Introduced August 5, 2025 by Nikema Williams · Last progress August 5, 2025
The bill meaningfully expands language access and modernizes protections (including digital coverage, oral assistance, and targeted funding), increasing voting equity for language-minority communities while shifting administrative responsibilities and new recurring costs onto state and local jurisdictions and introducing some implementation uncertainty.
Language-minority voters (immigrants, racial-ethnic minorities, and Indigenous/tribal communities) will receive registration, ballots, and other voting materials in languages they understand, improving their ability to register and cast ballots and increasing participation.
Including digital communications (websites and other online materials) in the definition of covered voting materials clarifies enforcement and expands protections for online voter information, helping language-minority communities access registration and ballot information where they interact online.
Tribal members who speak unwritten American Indian/Alaska Native languages can receive oral voting assistance, preserving meaningful access without forcing written translations for languages without orthographies.
State and local jurisdictions will face increased and recurring administrative, translation, hosting, and security costs to produce and maintain multilingual printed and digital voting materials, imposing fiscal pressure on local budgets and taxpayers.
If a state provides materials to a covered locality, the state could become subject to Section 203 obligations too, expanding compliance requirements and legal exposure for whole states.
Receiving Attorney General notices or coverage determinations based on narrow statistical margins (or frequent updates using recent data) may create disputes, administrative burdens, and uncertainty as jurisdictions contest counts or scramble to comply.
Based on analysis of 5 sections of legislative text.
Expands language-access rules to cover digital voting materials, requires bilingual materials for covered languages (with AI/AN oral-translation options), funds grants for voluntary translations, and orders a GAO study.

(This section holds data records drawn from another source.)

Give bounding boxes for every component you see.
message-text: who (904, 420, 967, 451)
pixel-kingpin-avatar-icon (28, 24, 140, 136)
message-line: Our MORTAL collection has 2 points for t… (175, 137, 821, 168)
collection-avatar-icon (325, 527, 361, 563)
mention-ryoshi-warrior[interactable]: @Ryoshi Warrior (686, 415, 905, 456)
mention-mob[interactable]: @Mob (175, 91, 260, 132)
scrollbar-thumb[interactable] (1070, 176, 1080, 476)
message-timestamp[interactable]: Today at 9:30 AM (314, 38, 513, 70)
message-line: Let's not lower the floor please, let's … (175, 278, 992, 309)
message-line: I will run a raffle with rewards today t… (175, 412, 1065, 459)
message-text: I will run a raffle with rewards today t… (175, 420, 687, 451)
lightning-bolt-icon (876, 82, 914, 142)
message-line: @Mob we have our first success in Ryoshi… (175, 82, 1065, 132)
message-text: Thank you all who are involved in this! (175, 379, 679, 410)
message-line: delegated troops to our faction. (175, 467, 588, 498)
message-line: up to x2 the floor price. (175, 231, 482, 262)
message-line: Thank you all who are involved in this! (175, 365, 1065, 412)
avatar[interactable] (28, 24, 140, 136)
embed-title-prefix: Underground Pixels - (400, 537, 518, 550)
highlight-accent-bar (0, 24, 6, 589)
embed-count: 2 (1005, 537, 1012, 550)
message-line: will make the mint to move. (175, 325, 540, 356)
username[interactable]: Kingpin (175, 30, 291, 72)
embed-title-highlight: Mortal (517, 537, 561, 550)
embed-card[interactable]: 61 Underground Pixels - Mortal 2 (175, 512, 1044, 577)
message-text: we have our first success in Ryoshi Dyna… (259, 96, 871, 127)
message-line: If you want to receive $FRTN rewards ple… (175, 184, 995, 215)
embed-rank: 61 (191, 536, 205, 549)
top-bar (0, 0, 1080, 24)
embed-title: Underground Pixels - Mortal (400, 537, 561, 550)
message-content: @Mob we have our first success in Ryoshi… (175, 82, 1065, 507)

Expands language-access protections under the Voting Rights Act to explicitly cover digital voting and registration materials, requires jurisdictions covered under the Act to provide registration and voting materials in both English and applicable minority languages (with tailored rules for American Indian and Alaska Native languages and Tribal governments), and creates an Election Assistance Commission grant program to reimburse jurisdictions that voluntarily provide materials to language groups that are not covered by current law. The bill also directs the Government Accountability Office to study lower coverage thresholds and whether to add certain languages to the definition of “language minorities,” and it authorizes $15 million for the EAC grant program.